She would wake up early, muttered Barbara to herself when she woke and looked at her watch. It was six o'clock and total blackness looked outside her window. She had had a restless night and really needed all the sleep she could get for such a testing day. She had recovered her nerve to some extent but not enough to not fear the prospect of standing in the dock. It was freezing cold in her cell which made her try and huddle up and retain as much of her body heat as the thin prison blankets permitted while her thoughts flitted all over the place in an incoherent mush. Everywhere in the prison was as quiet as the grave at this hour, not the most fortunate expression but appropriate enough.
As time crawled onwards, Barbara realized that she was getting no more relaxation than if she were dressed so that she did just that. Pride within her made her dress immaculately and, as Dominic made the early morning call, Barbara was ready. She glanced at her latest volume of her diary but dared not write anything in it, right now but though it better to leave it for tonight, if she could face it. The slight advantage of being up early was that she was first in the queue for breakfast and the Julies smiled kindly at her.
"Sausage and eggs, today, Babs"
"Just one sausage, Julies please. I'm not very hungry today." Replied Barbara with a wan smile. She could not stomach the sort of generous portions that the Julies had in mind.
"A cup of tea?"
"I would love one." Barbara said with real feeling and a broader smile. A nice cup of tea was the one thing that Barbara found set her up for the day, even in the most trying moments. In that, she hadn't forgotten her Middle England roots.
After a slow and thoughtful breakfast, Nikki approached Barbara and addressed her in her soft sympathetic tones.
"I wanted to tell you that Gina and Dominic are going to be your escorts today. I thought, first day on, you certainly could do with escorts who will look after you"
"Thank you ever so much for your kindness, Nikki"
"It's nothing,"Nikki said self deprecatingly and uncomfortably. "You did the same for me once." While Barbara's mind was vague and confused, Nikki remembered vividly how Barbara had looked after her at her first trial and was there for her. If only she could be with her, she sighed to herself. Reason told her that she had a wing to run so she had selected the two next best alternatives.

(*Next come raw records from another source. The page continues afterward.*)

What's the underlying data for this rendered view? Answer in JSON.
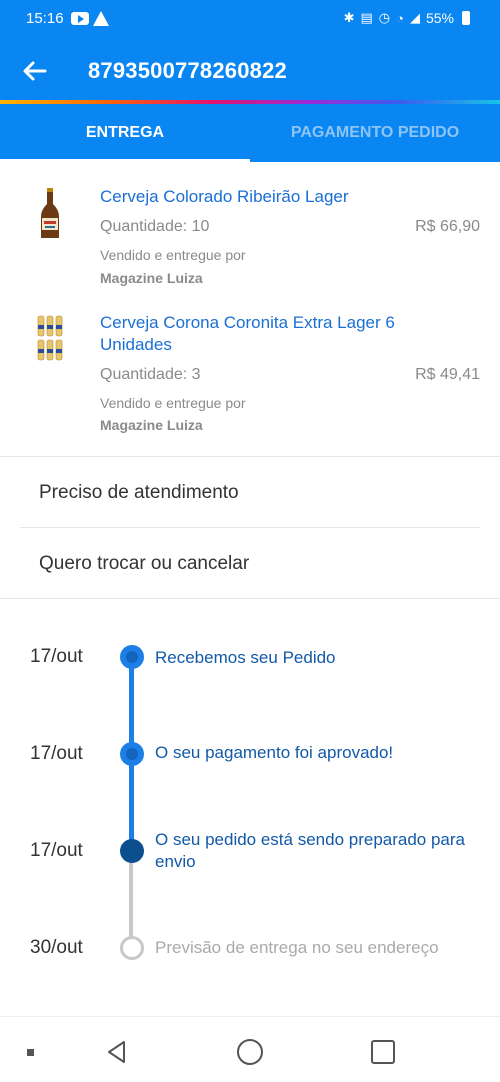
{
  "status_bar": {
    "time": "15:16",
    "battery": "55%",
    "icons": [
      "youtube-icon",
      "alert-icon",
      "bluetooth-icon",
      "volte-icon",
      "alarm-icon",
      "wifi-icon",
      "signal-icon",
      "battery-icon"
    ]
  },
  "header": {
    "order_number": "8793500778260822",
    "back_icon": "arrow-left-icon",
    "background": "#0a86f3"
  },
  "tabs": [
    {
      "label": "ENTREGA",
      "active": true
    },
    {
      "label": "PAGAMENTO PEDIDO",
      "active": false
    }
  ],
  "products": [
    {
      "name": "Cerveja Colorado Ribeirão Lager",
      "quantity": "Quantidade: 10",
      "price": "R$ 66,90",
      "seller_label": "Vendido e entregue por",
      "seller": "Magazine Luiza",
      "thumb_icon": "beer-bottle-icon"
    },
    {
      "name": "Cerveja Corona Coronita Extra Lager 6 Unidades",
      "quantity": "Quantidade: 3",
      "price": "R$ 49,41",
      "seller_label": "Vendido e entregue por",
      "seller": "Magazine Luiza",
      "thumb_icon": "beer-six-pack-icon"
    }
  ],
  "actions": [
    {
      "label": "Preciso de atendimento"
    },
    {
      "label": "Quero trocar ou cancelar"
    }
  ],
  "timeline": [
    {
      "date": "17/out",
      "text": "Recebemos seu Pedido",
      "status": "done"
    },
    {
      "date": "17/out",
      "text": "O seu pagamento foi aprovado!",
      "status": "done"
    },
    {
      "date": "17/out",
      "text": "O seu pedido está sendo preparado para envio",
      "status": "current"
    },
    {
      "date": "30/out",
      "text": "Previsão de entrega no seu endereço",
      "status": "pending"
    }
  ],
  "colors": {
    "primary": "#0a86f3",
    "link": "#1a6fd6",
    "timeline_blue": "#1c7fe5",
    "timeline_gray": "#c8c8c8"
  }
}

At another house, vengeful puritanical audience justice was taking shape in the forms of Greg and Amanda Hunt. They sat stiffly upright in their carved mahogany dining chairs and Amanda poured a cup of tea into the finest chinaware instead of the institutional prison mug.
"It's fortunate that my partner will cover me so that we can witness the comeuppance of that gold digging ex stepmother. God has watched over her and will ensure that justice will be visited on her at last." He pronounced his cold piety in authoritative tones.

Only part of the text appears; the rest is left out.